A identificação das raízes portuguesas do teatro brasileiro é importante para a matéria a ser tratada aqui, porque ajuda a localizar um gosto comum em ambos os países: o gosto que está situado na origem do teatro mais popular da época, ou seja, o melodrama de temática sentimental. Esta tendência tinha chegado de Portugal através da França e veio para o Brasil mais rapidamente em função das excursões das companhias teatrais. As canseiras das viagens transatlânticas tinham que encontrar compensação à altura. Não admira, portanto, que as companhias escolhessem o repertório de aceitação mais imediata e com essa iniciativa acabassem influenciando a sedimentação de valores estéticos. (KIST, In. FARIA, 2012: 75 e 76)

Reconhecer as raízes portuguesas, com fortes influências francesas, dessa vertente do nosso teatro contribui para compreender alguns pontos, principalmente referentes ao gosto popular. Ivete Susana Kist, no texto citado acima, menciona algumas obras de dramaturgos do século XIX, que não são tão reconhecidas pela história teatral convencional, como tendo sido influentes para o estabelecimento da nossa dramaturgia. Entretanto começa descrevendo a importância de Gonçalves de Magalhães, o conhecido precursor do teatro romântico.

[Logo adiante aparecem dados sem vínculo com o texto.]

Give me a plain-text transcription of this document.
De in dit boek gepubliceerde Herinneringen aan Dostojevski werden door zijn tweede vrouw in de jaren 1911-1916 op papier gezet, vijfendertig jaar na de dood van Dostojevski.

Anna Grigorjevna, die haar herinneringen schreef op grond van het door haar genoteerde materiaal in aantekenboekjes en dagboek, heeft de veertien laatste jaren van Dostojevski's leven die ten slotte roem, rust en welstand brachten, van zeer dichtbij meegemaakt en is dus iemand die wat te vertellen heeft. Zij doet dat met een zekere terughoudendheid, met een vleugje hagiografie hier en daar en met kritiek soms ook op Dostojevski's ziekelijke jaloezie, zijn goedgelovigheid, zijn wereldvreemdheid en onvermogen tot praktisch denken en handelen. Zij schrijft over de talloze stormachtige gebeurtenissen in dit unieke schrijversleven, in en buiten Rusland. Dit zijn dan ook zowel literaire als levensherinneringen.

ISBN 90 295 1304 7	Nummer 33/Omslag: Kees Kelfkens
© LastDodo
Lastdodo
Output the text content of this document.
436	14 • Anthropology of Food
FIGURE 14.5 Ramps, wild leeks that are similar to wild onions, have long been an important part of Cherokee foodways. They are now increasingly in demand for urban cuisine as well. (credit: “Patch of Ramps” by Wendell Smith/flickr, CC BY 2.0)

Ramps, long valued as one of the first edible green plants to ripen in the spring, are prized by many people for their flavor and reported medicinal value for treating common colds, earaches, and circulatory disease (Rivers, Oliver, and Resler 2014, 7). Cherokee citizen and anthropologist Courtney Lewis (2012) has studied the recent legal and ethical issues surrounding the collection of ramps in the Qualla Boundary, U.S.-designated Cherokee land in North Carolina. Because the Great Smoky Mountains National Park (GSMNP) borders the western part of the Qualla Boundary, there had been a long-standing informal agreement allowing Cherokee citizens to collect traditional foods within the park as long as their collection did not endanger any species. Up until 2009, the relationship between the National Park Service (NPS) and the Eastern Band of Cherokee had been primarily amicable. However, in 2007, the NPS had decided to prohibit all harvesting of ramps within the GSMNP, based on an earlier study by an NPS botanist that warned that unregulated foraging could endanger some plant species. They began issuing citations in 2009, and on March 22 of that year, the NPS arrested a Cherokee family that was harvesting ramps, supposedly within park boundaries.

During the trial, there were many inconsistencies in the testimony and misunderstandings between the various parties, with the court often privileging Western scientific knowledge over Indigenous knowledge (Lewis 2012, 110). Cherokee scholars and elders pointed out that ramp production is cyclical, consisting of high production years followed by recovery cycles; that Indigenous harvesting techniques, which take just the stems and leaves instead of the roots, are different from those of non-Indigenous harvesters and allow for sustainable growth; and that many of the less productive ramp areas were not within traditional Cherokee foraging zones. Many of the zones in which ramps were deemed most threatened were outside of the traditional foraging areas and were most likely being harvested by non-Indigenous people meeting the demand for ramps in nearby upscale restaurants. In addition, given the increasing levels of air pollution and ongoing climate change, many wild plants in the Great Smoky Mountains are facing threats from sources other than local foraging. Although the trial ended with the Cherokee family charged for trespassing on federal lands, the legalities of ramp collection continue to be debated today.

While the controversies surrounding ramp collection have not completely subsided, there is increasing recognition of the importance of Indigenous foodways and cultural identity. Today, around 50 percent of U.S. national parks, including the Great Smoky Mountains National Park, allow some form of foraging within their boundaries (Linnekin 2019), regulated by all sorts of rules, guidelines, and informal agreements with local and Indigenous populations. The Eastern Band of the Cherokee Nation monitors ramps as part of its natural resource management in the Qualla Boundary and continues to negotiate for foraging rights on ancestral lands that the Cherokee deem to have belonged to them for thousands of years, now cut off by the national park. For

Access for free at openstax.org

O posicionamento estético de Magalhães oscilava entre a tendência neoclássica (representada pela tragédia) e o romantismo (através do drama histórico e, sobretudo, do melodrama). Os autores dramáticos deste período que mais buscavam dialogar com o público apresentavam uma tônica melodramática acentuada, e os outros, que se propunham satisfazer um público mais erudito, acharam na tragédia maior substrato.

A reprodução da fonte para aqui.